Despite having a clear preference, I’m not particularly interested in science. Sure, I skim the science section of the New York Times, but I greatly prefer reading Dining news. There was that first year unit I took in ‘comparative world archaeology,’ but I didn’t anticipate it being quite so science-y. I am a creative who cannot ignore science’s organized allure.
Given that juxtaposition, I guess it shouldn’t surprise you that I was quite eager to read A Short History of Nearly Everything by Bill Bryson; a meeting of science and literature, all packed up in one tidy book. Or something close to that. There were moments when A Short History was a laugh-inducing page-turner like Bryson’s other works, but there were not infrequent points left me sitting in my eleventh grade biology classroom once again.
Bryson attempts a daring task with his book and he knows it. Trying to catalog human history is impossible for scientists and an insurmountable obstacle for those of us more accustomed to reading about Savannah or Amy and Nick. Bryson organizes his book into various different sections, each of which spans its unique history. He goes from the utterly basic (the planet/the atmosphere) to the more complex (humans). Most of the writing focuses on the biology as opposed to the chemistry of our world. This slant makes the concepts digestible even to those with no previous knowledge of the subject.
I wanted to love this book. I hoped it would be as compulsively readable as At Home. Although I enjoyed it, the topic didn’t speak to me in the way that his previous books did. To get the most out of this book you do need to have some interest in science. Despite the fact that the topic is, literally, universal, the interest in it veers to the niche. While I like knowing about where humans come from and the difficulties with carbon dating, I’m less intrigued by the atmosphere and space. It’s fascinating, but reading a magazine article sounds more appealing than a hundred page chapter. Although I read it from cover to cover (or whatever you’d call that on a kindle), I think I would have gotten more out of it had I dipped in every now and then, allowing myself to digest the more complicated bits.
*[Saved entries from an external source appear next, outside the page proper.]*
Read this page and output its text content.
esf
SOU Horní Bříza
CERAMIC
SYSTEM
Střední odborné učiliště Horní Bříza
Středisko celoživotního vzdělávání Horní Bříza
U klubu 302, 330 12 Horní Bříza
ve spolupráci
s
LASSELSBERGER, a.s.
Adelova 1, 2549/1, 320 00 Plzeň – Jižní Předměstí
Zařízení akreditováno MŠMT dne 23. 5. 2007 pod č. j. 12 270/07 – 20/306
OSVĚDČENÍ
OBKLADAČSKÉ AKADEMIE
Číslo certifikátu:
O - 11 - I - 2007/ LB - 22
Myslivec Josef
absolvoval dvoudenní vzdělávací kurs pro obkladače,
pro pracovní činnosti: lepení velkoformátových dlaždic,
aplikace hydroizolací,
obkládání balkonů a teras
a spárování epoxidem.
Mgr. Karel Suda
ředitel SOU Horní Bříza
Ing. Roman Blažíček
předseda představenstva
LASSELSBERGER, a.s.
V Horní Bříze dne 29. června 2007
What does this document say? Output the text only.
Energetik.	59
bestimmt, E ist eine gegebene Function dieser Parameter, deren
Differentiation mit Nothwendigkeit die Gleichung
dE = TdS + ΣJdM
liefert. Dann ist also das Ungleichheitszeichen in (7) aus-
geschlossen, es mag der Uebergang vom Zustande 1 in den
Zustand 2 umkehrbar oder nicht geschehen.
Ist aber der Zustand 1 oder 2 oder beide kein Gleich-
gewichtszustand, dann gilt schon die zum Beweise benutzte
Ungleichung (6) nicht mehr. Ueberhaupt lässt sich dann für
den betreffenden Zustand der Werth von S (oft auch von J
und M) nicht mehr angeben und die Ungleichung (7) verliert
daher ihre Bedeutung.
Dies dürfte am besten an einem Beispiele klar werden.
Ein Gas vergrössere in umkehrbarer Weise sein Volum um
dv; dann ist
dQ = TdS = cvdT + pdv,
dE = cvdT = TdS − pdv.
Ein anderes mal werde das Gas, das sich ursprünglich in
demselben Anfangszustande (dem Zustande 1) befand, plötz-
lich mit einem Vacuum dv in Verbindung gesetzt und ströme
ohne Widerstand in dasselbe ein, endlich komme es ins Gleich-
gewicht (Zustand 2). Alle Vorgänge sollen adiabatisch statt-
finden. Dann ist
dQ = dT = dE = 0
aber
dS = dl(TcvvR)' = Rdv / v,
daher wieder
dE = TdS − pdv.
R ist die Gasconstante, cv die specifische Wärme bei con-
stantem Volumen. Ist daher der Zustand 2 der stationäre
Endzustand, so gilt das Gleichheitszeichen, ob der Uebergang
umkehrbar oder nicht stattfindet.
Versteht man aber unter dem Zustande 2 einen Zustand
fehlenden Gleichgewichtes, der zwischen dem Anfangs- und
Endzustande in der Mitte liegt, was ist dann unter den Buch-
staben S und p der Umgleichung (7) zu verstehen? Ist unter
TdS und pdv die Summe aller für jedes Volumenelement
Even if the book feels long and niche at points, there are other, frequent moments, during which Bryson manages to transform the topics from science to inspirational writing. He can make a discussion of fossils into a discussion about the wonders of humanity. Talking about cells and DNA leads to statements about our connectedness. Perhaps the most gripping part of the book is that Bryson really seems to be filled with wonder and optimism regarding humans’ role and survival in the universe.
That’s something you definitely won’t find in a biology textbook.
Chemistry? Biology? Which one did you study in school?